Courtesy of Jonathan Waxman
Our lunches and dinners back at the house blend together in my memory after four-plus years (this wasn't the kind of occasion where I wanted to take notes), but I remember homemade buckwheat blinis with heaps of Oscietra caviar; platters of thin-sliced assorted local salami-like sausages; paella made on the outdoor grill with rabbit, chicken, and local diot sausages (and a crisp-fried paella cake made from the leftovers the next day); roast saddle and chops of lamb; homemade pappardelle buried in white truffle; risotto made with the pickings off the bones of our wild game birds; gratins of cardoons (with more white truffles) and escarole with salt pork and onions; a big salad of frisée, lardons, and fingerling potatoes; endless cheeses, endless wines — magnums of 1999 Clos Cazals Champagne, 2007 and 2008 Sauzet Bâtard-Montrachet, 2005 Pio Cesare Barolo in magnum, 2001 Beaucastel Châteauneuf-du-Pape, 2007 Château Triennes, 2004 Château Calon-Ségur, assorted magnums of Savoyard mondeuse and chignin-bergeron, bottles of eau-de-vie (poire Williams, vieille prune)…

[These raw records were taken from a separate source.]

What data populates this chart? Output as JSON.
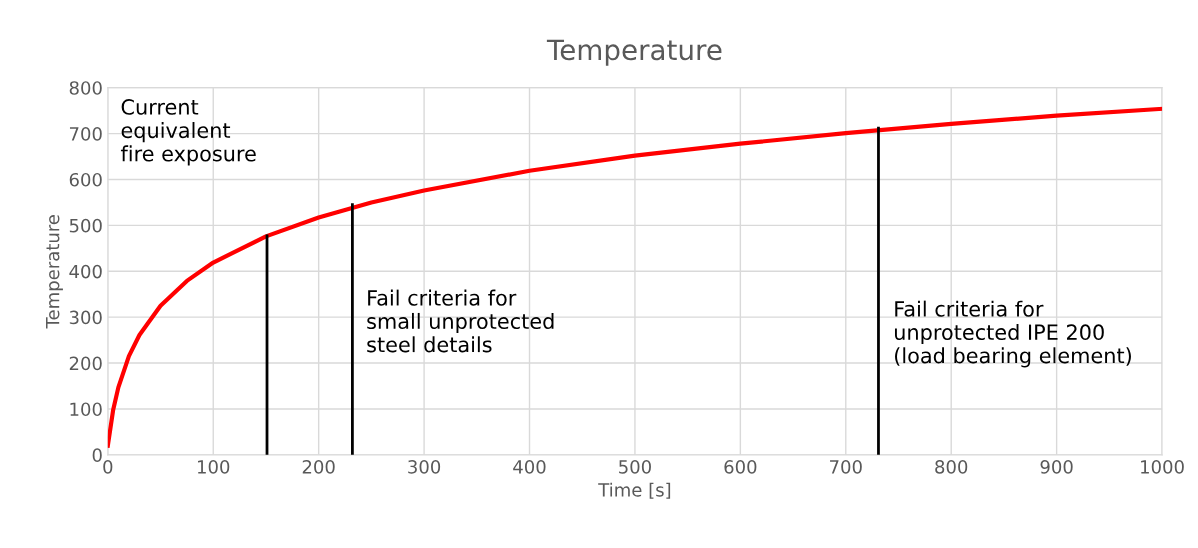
{
  "chart_data": {
    "type": "line",
    "title": "Temperature",
    "xlabel": "Time [s]",
    "ylabel": "Temperature",
    "xlim": [
      0,
      1000
    ],
    "xticks": [
      0,
      100,
      200,
      300,
      400,
      500,
      600,
      700,
      800,
      900,
      1000
    ],
    "ylim": [
      0,
      800
    ],
    "yticks": [
      0,
      100,
      200,
      300,
      400,
      500,
      600,
      700,
      800
    ],
    "grid": true,
    "series": [
      {
        "color": "#ff0000",
        "x": [
          0,
          5,
          10,
          20,
          30,
          50,
          75,
          100,
          150,
          200,
          250,
          300,
          400,
          500,
          600,
          700,
          800,
          900,
          1000
        ],
        "values": [
          20,
          97,
          147,
          215,
          261,
          325,
          379,
          419,
          476,
          517,
          550,
          576,
          619,
          652,
          678,
          701,
          721,
          739,
          754
        ]
      },
      {
        "color": "#000000",
        "x": [
          151,
          151
        ],
        "values": [
          0,
          477
        ]
      },
      {
        "color": "#000000",
        "x": [
          232,
          232
        ],
        "values": [
          0,
          545
        ]
      },
      {
        "color": "#000000",
        "x": [
          731,
          731
        ],
        "values": [
          0,
          712
        ]
      }
    ],
    "annotations": [
      "Current\nequivalent\nfire exposure",
      "Fail criteria for\nsmall unprotected\nsteel details",
      "Fail criteria for\nunprotected IPE 200\n(load bearing element)"
    ]
  }
}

I can also summon up snapshots of certain moments: Campanaro looking at a white truffle as big as a tennis ball and pulling some eggs out of the refrigerator and flour out of the cupboard and making perfect pappardelle in about five minutes; Waxman drifting off into sleep after lunch one afternoon and then starting awake and announcing "I'm going to make some puff pastry;" Waxman handing me another huge truffle, pointing to the cauliflower gratin just out of the oven, and saying "Don't stop grating until it's gone;" Schiffer sitting at the table before dinner one night, Champagne and caviar before him, with a slight contented smile on his face, lost in a reverie, as if imagining, and savoring, the pleasures he was about to dive into.
Craig Schiffer loved diving in. He loved eating and drinking good food with his friends and family, and he was heroically generous with them (everyone contributed to the raw materials for the pool house meals, but Schiffer did the heavy lifting — the caviar, the truffles, some of the best wines). He also loved challenging the mountains that surrounded his hilltop Eden — hiking, mountain biking, and, above all, skiing them. On December 23, 2014, schussing off-piste down a slope in Val Thorens, about 60 miles southeast of Talloires, he was caught by an avalanche and buried for 15 minutes. He died in the hospital in Grenoble.